Armenia’s ruling My Step faction appears to have retreated from Pashinyan’s promise to hold snap parliamentary elections in 2021.
‘There is no demand for snap elections among the general public’, a statement published on the My Step official Facebook page reads.
According to the statement, MPs from the ruling faction came to this conclusion after a discussion with Prime Minister Nikol Pashinyan on 7 February.
The announcement is an apparent U-turn from Pashinyan’s pledge to hold snap elections in 2021. There have been widespread calls for Pashinyan’s resignation, since the signing of the tripartite peace declaration that ended active hostilities in Nagorno-Karabakh on 9 November.
Pashinyan initially offered the opposition to participate in discussions over the exact timing of the vote, but his invitation was rebuked — as opposition leaders instead called for his unconditional resignation and replacement with a transitional government.
Edmon Marukyan, the leader of the liberal opposition Bright Armenia faction said he did not rule out that authorities could still announce snap elections. ‘There is a popular demand for his resignation’, Marukyan stated.
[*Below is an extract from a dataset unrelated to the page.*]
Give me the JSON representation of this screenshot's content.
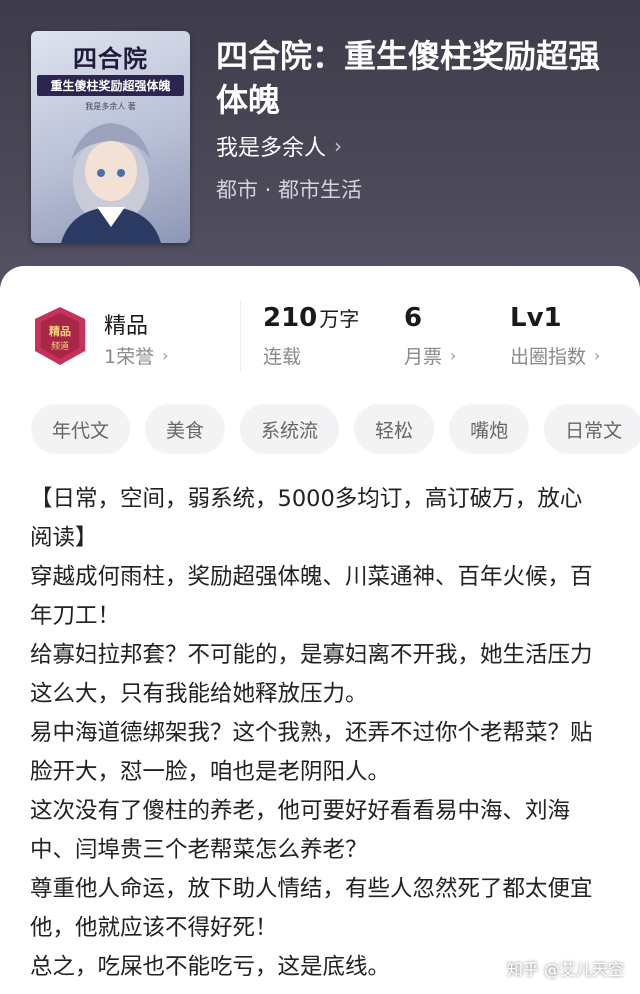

Extra-parliamentary opposition parties led by Armenia’s first Prime Minister Vazgen Manukyan and supported by the former ruling Republican party, Armenian Revolutionary Federation and a dozen minor parties have been organising repeated protests calling on Pashinyan to step down since the end of the war.
While some of their earlier protests attracted up to several thousand people, recent protests have remained relatively small.
Daniel Ioannisyan, a project coordinator with the Union of Informed Citizens, a media misinformation watchdog, questioned the validity of the conclusion reached by My Step.
‘There was no opinion poll since the war with published results, on the basis of which it would be possible to draw an objective conclusion on public demands’, he told OC Media.
The news comes days after Robert Kocharyan, Armenia’s ex-President, who is also currently on trial for ‘overthrowing the constitutional order’ for his role in a deadly post-election crackdown in 2008, announced his intention to participate in the country’s next elections.